We were out of Myvatn at 9:05 this morning. Packed, breakfast, car loaded, and wheels rolling. As we drove away from the Hotel Laxa, we heard the tap-tap-tap of insects smashing into our windshield. I would say we were both happy to leave. The strange thing is that Myvatn is a big outdoors destination for both Icelanders and foreign visitors. The area is loaded with hiking trails, nature walks, and other outdoor activities. Many of the people we saw in our hotel and in town were dressed for hiking and carrying packs. I just don’t get how you deal with the midges.

Our first stop was the last of the “name” waterfalls, Godafoss (God’s Waterfall). It’s not extremely high, but is quite broad and throws a lot of water. It’s also handicapped accessible for viewing, as it’s only a few steps from the car.

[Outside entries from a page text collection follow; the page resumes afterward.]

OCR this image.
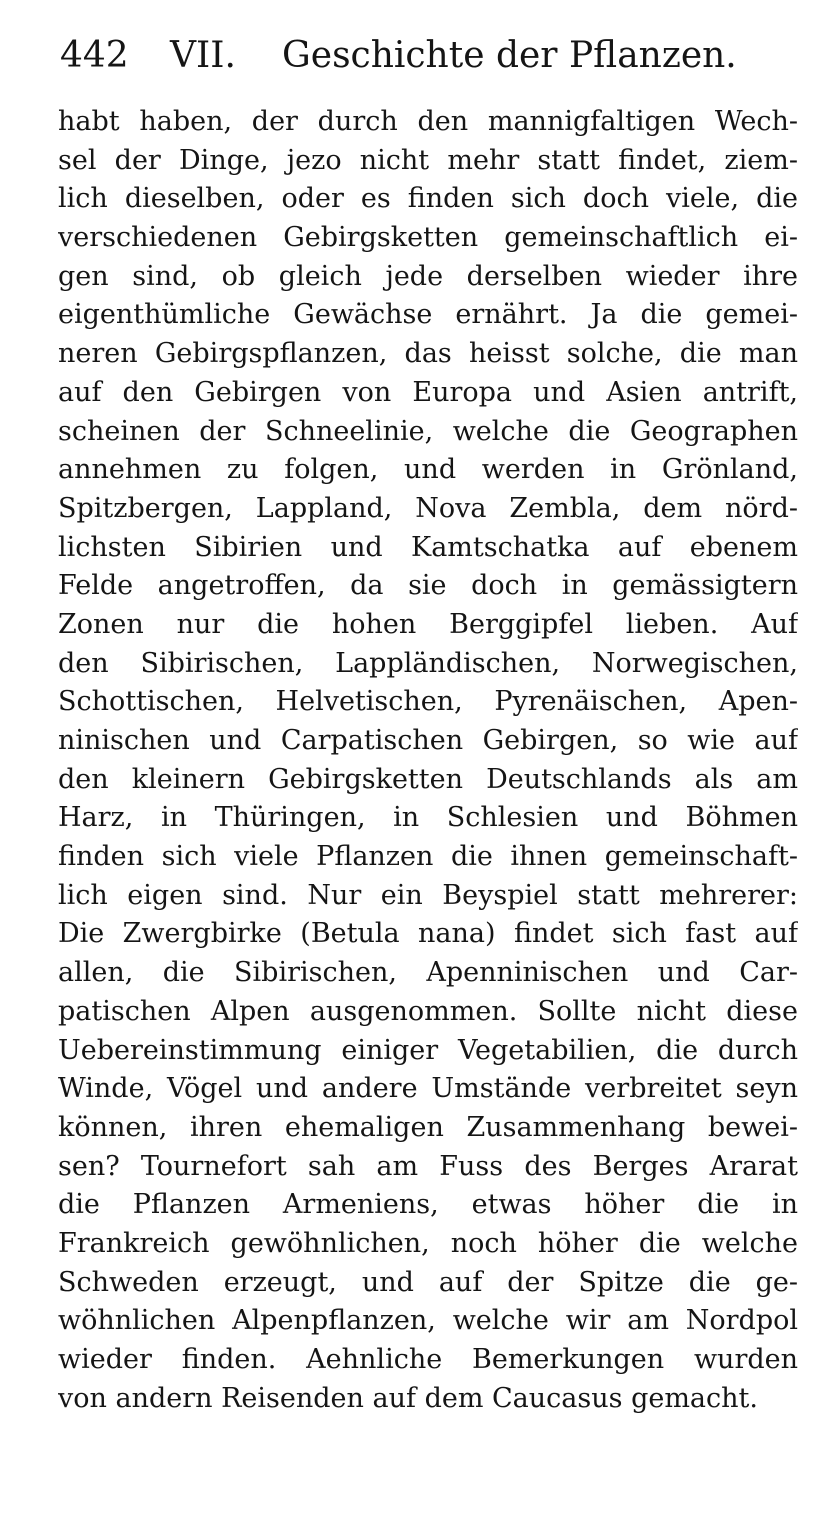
442 VII. Geschichte der Pflanzen.
habt haben, der durch den mannigfaltigen Wech-
sel der Dinge, jezo nicht mehr statt findet, ziem-
lich dieselben, oder es finden sich doch viele, die
verschiedenen Gebirgsketten gemeinschaftlich ei-
gen sind, ob gleich jede derselben wieder ihre
eigenthümliche Gewächse ernährt. Ja die gemei-
neren Gebirgspflanzen, das heisst solche, die man
auf den Gebirgen von Europa und Asien antrift,
scheinen der Schneelinie, welche die Geographen
annehmen zu folgen, und werden in Grönland,
Spitzbergen, Lappland, Nova Zembla, dem nörd-
lichsten Sibirien und Kamtschatka auf ebenem
Felde angetroffen, da sie doch in gemässigtern
Zonen nur die hohen Berggipfel lieben. Auf
den Sibirischen, Lappländischen, Norwegischen,
Schottischen, Helvetischen, Pyrenäischen, Apen-
ninischen und Carpatischen Gebirgen, so wie auf
den kleinern Gebirgsketten Deutschlands als am
Harz, in Thüringen, in Schlesien und Böhmen
finden sich viele Pflanzen die ihnen gemeinschaft-
lich eigen sind. Nur ein Beyspiel statt mehrerer:
Die Zwergbirke (Betula nana) findet sich fast auf
allen, die Sibirischen, Apenninischen und Car-
patischen Alpen ausgenommen. Sollte nicht diese
Uebereinstimmung einiger Vegetabilien, die durch
Winde, Vögel und andere Umstände verbreitet seyn
können, ihren ehemaligen Zusammenhang bewei-
sen? Tournefort sah am Fuss des Berges Ararat
die Pflanzen Armeniens, etwas höher die in
Frankreich gewöhnlichen, noch höher die welche
Schweden erzeugt, und auf der Spitze die ge-
wöhnlichen Alpenpflanzen, welche wir am Nordpol
wieder finden. Aehnliche Bemerkungen wurden
von andern Reisenden auf dem Caucasus gemacht.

Godafoss, Sally & Bassman, June 2016

We had another 2 1/2 or 3 hours of driving ahead, and no major sights to see. Or, I should say, 2 1/2 or 3 hours of spectacular scenery as we drove around Trollaskagi, the peninsula of the Trolls. Spoiler alert: we saw no trolls.

The beginning of the penninsular circumnavigation was Akureyi, which is the largest town in the country outside of the Reykjavik region. Population 18,191. We expected to walk around, look at shops, maybe eat lunch. As it turns out, today is National Day and most of the shops except the tacky souvineer ones were closed. So we walked around a bit, got some ice cream and kept going.

Akureyi is mostly closed today, June 2016

Our next target as we swept up the east side of Troll-land was Silglufjordur, which was the herring capital of Iceland back in the day. We drove through town (which took about a minute), then circled back to find a lunch spot. We ate in a cute little shack right on the harbor. What we got was not what we expected, but was okay. The beers were very good. We started to talk to a character sitting and having a coffee, until he started telling us that we had to vote for Trump to save our country. Then we walked away.

Pretty harbor, pretty lady, and a weird duck, June 2016

As I mentioned in an earlier post, capturing the majesty of the landscape is really hard. There’s no place to safely stop on the road; when you can stop your viewpoint is limited; and it takes a lot of time to make these pictures work. So here’s just a tease.

Scenes from the fjords, June 2016

We finally found the Hofsstader Guesthouse, our accommodation for the night, after going 15 minutes too far and using Google maps to reorient ourselves. It’s really a motel; you drive up to your simple room. But it’s clean, functional, has enough room to open both of our suitcases at the same time, and two chairs. And no midges to speak of.

After we unloaded I went out for a little walk before dinner and found the Hofsstadakirkja, yet another cute church in a spectacular setting.

Hofsstadakirkja, June 2016

We had a unique driving experience today. I mentioned earlier that most of the small river crossings on the Ring Road (and other roads) are single lane, and it hasn’t been a problem with traffic. Today we went through a 3 mile tunnel under a mountain that was single lane! There are cut-outs on one side, and you pull in when you see headlights coming at you. We had to pull over twice. Quite an experience, and I have no pictures for the obvious reasons.